Early dismissal Thursdays start on high note at CESPublished 1:12pm Friday, August 22, 2014
The school day at Hartselle City Schools ended 90 minutes earlier than usual Thur., Aug. 21, as shortened days on every other Thursday during the 2014-2015 school year took effect.
The early dismissal was well planned and welcomed at Crestline Elementary School with 291 children being dismissed into the care of their parents or guardians after the 1:30 p.m. bell.
The remaining students were assembled in small groups with teachers and spent the rest of the day working on remediation projects.
At the same time, two groups of teachers met in the library for SAMA professional development training on student behavioral issues.
Parents supported the change for the most part when asked for their opinions.
“It works for us,” said Heather Hobby, mother of Rebecca Hobby. “It will make the scheduling of doctor and dentist appointment easier and give us more time together.”

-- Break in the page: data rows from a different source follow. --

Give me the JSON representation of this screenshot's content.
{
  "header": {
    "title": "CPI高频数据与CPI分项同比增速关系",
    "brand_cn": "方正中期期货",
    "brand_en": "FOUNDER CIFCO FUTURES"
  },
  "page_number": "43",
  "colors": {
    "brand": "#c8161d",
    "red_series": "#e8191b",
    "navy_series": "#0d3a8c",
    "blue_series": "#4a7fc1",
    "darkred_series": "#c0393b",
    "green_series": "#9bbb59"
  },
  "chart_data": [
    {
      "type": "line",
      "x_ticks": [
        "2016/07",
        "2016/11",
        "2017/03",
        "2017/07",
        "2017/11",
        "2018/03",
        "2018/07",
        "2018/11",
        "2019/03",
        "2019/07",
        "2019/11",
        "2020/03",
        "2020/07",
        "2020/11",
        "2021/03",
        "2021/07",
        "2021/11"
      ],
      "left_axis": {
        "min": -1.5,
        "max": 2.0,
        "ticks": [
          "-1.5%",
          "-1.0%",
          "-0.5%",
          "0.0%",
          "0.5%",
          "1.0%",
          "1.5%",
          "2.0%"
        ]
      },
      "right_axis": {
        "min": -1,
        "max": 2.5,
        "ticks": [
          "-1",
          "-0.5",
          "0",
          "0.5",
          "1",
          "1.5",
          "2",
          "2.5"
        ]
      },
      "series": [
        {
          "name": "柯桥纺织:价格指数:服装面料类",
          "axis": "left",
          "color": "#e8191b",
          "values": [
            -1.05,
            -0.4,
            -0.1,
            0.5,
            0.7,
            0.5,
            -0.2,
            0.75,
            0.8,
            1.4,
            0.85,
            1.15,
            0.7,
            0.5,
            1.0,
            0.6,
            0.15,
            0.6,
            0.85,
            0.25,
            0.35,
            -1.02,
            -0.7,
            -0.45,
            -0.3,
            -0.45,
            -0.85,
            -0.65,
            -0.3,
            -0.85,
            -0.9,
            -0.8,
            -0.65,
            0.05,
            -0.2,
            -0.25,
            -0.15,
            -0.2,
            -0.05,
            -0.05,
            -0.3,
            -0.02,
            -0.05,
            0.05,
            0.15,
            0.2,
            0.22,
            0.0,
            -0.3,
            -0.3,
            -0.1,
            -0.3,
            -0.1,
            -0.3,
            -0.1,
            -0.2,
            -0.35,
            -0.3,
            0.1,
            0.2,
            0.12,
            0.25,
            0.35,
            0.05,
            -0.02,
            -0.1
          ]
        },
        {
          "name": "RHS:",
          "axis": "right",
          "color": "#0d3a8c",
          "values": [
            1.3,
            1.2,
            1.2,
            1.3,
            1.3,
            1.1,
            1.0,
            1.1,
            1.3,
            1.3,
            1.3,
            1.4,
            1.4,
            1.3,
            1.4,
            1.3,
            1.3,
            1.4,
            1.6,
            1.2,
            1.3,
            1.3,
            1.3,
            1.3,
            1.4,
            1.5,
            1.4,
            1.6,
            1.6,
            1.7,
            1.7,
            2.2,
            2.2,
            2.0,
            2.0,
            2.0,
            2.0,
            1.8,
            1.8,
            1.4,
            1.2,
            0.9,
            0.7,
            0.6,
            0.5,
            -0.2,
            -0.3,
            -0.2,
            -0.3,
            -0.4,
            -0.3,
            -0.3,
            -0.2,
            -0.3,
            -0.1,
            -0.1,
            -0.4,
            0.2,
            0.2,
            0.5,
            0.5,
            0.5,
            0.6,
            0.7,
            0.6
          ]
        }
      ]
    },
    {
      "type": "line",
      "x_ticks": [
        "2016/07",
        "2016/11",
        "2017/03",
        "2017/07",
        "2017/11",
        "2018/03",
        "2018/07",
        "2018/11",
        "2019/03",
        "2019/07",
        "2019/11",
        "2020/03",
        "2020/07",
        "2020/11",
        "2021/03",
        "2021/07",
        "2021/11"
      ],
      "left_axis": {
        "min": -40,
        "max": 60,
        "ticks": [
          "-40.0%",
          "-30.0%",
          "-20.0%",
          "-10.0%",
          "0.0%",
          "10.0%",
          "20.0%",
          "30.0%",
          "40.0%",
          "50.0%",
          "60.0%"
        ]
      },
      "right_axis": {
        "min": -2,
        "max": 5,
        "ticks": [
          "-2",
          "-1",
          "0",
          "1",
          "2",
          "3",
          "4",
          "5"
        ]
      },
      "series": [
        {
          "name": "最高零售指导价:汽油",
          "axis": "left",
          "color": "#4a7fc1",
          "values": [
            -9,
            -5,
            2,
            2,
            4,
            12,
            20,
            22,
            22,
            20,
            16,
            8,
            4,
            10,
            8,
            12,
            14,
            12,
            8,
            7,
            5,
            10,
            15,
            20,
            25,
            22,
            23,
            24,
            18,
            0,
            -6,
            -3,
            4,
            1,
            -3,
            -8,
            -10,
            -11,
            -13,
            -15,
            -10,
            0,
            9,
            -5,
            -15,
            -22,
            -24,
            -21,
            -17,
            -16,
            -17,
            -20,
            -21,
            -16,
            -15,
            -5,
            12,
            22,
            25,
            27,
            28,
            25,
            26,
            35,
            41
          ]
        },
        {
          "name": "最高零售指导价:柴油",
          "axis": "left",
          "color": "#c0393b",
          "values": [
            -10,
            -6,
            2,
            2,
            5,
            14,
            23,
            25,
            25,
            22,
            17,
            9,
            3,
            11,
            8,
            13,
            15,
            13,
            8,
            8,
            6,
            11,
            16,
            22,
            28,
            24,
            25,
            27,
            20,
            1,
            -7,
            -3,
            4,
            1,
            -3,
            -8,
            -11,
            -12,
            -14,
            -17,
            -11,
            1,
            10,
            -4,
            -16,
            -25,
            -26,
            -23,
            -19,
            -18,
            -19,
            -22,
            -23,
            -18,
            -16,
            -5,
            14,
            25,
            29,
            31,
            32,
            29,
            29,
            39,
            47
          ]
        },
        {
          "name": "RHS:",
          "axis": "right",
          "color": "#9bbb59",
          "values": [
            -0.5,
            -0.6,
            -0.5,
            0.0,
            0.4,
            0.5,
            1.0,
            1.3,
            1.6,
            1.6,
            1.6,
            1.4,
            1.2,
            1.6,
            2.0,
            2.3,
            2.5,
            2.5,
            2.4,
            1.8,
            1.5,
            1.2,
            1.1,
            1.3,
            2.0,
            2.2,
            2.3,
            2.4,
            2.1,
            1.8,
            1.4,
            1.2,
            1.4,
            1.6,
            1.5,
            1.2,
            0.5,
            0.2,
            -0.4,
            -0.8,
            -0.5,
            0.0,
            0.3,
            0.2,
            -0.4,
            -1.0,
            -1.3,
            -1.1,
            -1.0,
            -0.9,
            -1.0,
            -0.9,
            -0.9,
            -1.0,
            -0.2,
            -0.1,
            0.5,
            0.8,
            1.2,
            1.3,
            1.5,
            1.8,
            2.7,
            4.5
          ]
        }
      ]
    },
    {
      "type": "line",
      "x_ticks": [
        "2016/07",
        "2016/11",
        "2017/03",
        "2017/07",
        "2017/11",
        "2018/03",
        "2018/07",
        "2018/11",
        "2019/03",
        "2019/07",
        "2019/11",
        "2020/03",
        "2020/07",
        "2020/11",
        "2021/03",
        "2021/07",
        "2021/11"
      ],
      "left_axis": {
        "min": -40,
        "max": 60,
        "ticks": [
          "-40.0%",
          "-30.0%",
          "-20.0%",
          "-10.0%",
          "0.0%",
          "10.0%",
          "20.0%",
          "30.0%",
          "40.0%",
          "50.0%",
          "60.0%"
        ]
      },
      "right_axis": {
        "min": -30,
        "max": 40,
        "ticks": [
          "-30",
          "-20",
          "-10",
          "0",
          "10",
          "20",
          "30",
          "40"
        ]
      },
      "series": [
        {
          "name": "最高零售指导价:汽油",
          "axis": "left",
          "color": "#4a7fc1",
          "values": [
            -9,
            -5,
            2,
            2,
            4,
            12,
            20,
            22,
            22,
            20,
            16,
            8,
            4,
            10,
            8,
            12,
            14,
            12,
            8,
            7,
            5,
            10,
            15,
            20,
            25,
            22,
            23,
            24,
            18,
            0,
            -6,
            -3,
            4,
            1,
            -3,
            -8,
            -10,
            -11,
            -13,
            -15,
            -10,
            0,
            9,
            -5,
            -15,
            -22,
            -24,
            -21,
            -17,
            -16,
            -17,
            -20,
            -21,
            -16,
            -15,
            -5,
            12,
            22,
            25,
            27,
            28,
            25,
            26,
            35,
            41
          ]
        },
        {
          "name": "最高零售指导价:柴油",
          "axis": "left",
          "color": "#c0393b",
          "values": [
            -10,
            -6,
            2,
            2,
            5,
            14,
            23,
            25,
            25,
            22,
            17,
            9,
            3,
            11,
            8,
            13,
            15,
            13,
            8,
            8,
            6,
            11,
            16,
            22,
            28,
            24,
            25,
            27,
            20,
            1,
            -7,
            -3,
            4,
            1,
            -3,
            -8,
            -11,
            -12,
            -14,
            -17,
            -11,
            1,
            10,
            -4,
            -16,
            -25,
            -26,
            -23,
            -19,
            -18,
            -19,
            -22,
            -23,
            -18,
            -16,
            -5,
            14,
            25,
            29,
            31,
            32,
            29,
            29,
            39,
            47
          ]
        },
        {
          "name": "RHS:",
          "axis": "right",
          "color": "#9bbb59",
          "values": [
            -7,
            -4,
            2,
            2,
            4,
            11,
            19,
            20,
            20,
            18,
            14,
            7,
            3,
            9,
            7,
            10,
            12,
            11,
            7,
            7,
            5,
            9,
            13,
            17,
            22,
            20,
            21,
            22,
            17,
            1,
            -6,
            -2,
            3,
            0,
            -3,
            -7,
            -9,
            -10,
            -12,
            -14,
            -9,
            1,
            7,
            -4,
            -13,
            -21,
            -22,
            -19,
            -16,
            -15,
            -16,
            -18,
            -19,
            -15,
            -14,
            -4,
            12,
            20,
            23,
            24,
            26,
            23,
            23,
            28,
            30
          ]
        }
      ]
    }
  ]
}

“I love it,” said Kim Hall, mother of Hannah, third grade and Samuel, fifth grade. “It’s a good break for the kids because they get tired before the end of the day. They’ll have more time to ride their bikes and do other things on the farm.”
“Our teachers will use the extra time to work on professional development subjects,” said Principal Robin Varwig. “It will also allow them to look at the curriculum from a vertical perspective and identify ways to reach teaching goals.
“Career cluster lesson plans have been developed by the staff for those students who ride the bus or opt to stay at school for the full day,” Varwig pointed out. “Topics they will be studying include: family and consumer sciences, animal care, music appreciation, cooking and health and hygiene.”
Crestline uses a number and name system to place students in the custody of their parents and guardians after the final bell. Awning posts at the front entrance are numbered one through 10.
Parents have placards printed with the names of their children. If they are parked a distance away from the school, they stand between awnings one through four holding up their placards. If they’re driving in the pickup lane (posts five through 10) they place their placards behind the windshield where they can be easily seen.
Varwig is the traffic cop. She calls out names of students by location as she moves from post to post, and they are simultaneously released from by a teacher into the custody of their parents.
“Before we implemented this system several years we had students roaming in the parking lots looking for their parents,” Varwig pointed. They were putting themselves in harm’s way and we wanted to eliminate that.”
“Early release is new and I took about 22 minutes to empty the driving lane and parking lots today,” she said. “It usually doesn’t take that long.”